2021年3月24日水曜日

A Romantic's Guide to King Crimson|The Mastelottos

クリムゾンのドラマーの1人であるパット・マステロットとその奥方によるちょっと変わったクリムゾン・ソングのカバー集。

奥方が歌っているということで、歌もの中心のセレクトで、Two HandsやOne Time、Peopleといったブリュー作品が秀逸。

特にTwo Handsはどことなく憂いを帯びた感が増し、この曲の魅力やブリューのソングライティングの才を過小評価していたことを反省するぐらい素晴らしい。

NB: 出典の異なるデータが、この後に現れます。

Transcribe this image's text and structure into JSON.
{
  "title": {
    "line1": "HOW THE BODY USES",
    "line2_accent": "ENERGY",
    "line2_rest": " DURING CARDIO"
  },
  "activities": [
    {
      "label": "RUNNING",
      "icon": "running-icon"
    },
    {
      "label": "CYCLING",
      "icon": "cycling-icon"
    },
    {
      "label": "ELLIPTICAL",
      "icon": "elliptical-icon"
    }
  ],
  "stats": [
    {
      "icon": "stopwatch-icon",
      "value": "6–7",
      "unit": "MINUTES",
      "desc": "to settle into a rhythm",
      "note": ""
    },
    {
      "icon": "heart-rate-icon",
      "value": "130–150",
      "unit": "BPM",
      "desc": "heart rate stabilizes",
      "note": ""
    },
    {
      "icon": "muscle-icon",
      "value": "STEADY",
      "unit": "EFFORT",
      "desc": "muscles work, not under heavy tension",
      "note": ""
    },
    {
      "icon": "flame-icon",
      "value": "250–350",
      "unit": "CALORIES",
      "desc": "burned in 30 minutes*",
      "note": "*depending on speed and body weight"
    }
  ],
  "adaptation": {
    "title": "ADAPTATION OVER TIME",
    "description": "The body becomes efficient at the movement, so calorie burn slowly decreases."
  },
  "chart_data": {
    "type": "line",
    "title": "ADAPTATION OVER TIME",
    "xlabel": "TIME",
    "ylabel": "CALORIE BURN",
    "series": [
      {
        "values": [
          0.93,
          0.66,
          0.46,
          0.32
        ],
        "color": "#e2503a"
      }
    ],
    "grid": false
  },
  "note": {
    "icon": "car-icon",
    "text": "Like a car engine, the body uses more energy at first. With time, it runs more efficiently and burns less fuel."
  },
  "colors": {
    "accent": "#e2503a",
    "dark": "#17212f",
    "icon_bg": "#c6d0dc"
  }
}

Peopleはシド・スミスの伝記本でも、ブリュー本人がソロ用に取っておけばよかった(クリムゾンとして出すべきでなかった)と言っているぐらいだから、普通のポップソングとして扱うのがおかしくないのがよく分かる。

かつてウェットンが自作の3~4分の曲をフリップやエディ・ジョブソンが長尺曲としてあつらえてしまうと回想しているのを再確認できる。

こんな感じでいかにもプログレという化粧を落とすと、曲の本質が分かって面白い。いっそ、AORシンガー達に色々料理してもらうのもありかもしれない。フリップはスティック・メンやパワー・トリオによるクリムゾン・ナンバー再演については不快を顕したようだが*1、本作の印象を聞いてみたい。